There is little difference between the pH values of NMKC, PC, and ZGTC (9.54, 9.86, and 10.06, respectively). Moreover, the temperatures of NMKC, PC, and ZGT Care 13 °C, 16.5 °C, and 11.5 °C, respectively, and the control temperature in this experiment (15 ± 0.5 °C) was closer to NMKC and PC. Zhao [14] noted that geographical isolation and salinity changes have important impacts on the genetic diversity of D. tibetana from different water bodies. Additionally, Wang [7] found that there were obvious interspecies differences caused by geographical isolation. This study compared the distribution of D. tibetana in Tibet with some biological observations of indoor domesticated strains and further confirmed that there are differences in genetic diversity among different geographic populations of D. tibetana. However, this difference cannot be attributed simply to geographical isolation. It may be that in Tibet, D. tibetana has genetic diversity differences that result from long-term adaptation to different ecological factors. This difference is based mainly on what factors directly or indirectly affect the organisms and can be used to identify differences among different geographic populations.

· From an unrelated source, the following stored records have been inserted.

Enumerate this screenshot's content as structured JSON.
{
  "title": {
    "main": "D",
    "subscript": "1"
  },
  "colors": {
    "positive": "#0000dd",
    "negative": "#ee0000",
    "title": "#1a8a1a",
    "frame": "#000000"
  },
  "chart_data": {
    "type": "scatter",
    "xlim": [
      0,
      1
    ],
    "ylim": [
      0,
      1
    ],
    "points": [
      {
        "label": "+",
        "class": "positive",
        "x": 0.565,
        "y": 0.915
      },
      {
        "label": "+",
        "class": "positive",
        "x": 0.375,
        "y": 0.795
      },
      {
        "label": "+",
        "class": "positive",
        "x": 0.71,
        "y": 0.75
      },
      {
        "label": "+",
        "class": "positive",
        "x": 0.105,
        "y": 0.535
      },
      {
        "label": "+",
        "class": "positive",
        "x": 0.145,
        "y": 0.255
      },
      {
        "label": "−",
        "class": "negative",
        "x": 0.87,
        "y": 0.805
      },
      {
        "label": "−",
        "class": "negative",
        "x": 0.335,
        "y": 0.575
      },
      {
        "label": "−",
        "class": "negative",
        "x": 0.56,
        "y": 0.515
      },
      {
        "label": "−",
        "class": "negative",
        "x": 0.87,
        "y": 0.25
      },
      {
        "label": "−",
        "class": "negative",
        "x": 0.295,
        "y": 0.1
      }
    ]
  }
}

In addition, 7252 DEGs were identified based on the third-generation transcriptome sequencing data of wild-type and domesticated D. tibetana that were analyzed in the laboratory. After D. tibetana was moved from the wild to the laboratory, numerous DEGs were generated. Significant enrichment of GO terms revealed that the DEGs are mainly involved in molecular functions, such as substrate-specific transporter activity and transporter activity, and they are mainly located in the cellular components of the extracellular region. Moreover, the majority of DEGs were associated with biological processes and were enriched in the establishment of localization, transport, single-organism operation, and single-organism localization. In the KEGG pathway enrichment analysis of DEGs, the RNA transport pathway, protein digestion and absorption pathway, and protein processing in endoplasmic reticulum pathway were highly enriched. Through these annotations, a large amount of wild-type and domesticated D. tibetana transcriptome information, which can more effectively help us understand the genetic characteristics of D. tibetana at the molecular level, was obtained. This is of great significance for further exploration of gene function in the future and provides basic data for exploring the functional genes related to D. tibetana resistance to environmental stress and studying related physiological functions.

5. Conclusions

Under laboratory domestication at a temperature of 15 ± 0.5 °C and a salinity of 15–16 ppt, the ZGTC strain had the longest life span, but the NMKC and PC strains had significantly higher growth rates of body length than the ZGTC strain (p < 0.05).The prenatal development period of the NMKC strain was the shortest (19.6 ± 0.25 d), but the average number of offspring per litter was the largest (11.5 ± 0.65). The intrinsic growth rate and net reproductive capacity of the NMKC and PC strains were significantly higher than those of the ZGTC population (p < 0.05). Three generations of transcriptome sequencing of wild-type D. tibetana after it was moved from the wild to the laboratory were performed in the laboratory, and correlation analysis was performed on the determined DEGs. In total, 7252 DEGs were generated in the comparison between wild-type and domesticated D. tibetana after seawater domestication, of which 4146 were up-regulated and 3106 were down-regulated. After seawater domestication, a series of biological processes and related genes in D. tibetana cells were affected. In GO enrichment analysis, the DEGs were mainly enriched in four biological process terms (establishment of localization, transport, single organism operation, and single organism localization), one cellular component term (extracellular region), and two molecular function terms (substrate-specific transporter activity and transporter activity. In KEGG pathway enrichment analysis, the DEGs were highly enriched in the RNA transport pathway, protein digestion and absorption pathway, and protein processing in the endoplasmic reticulum pathway.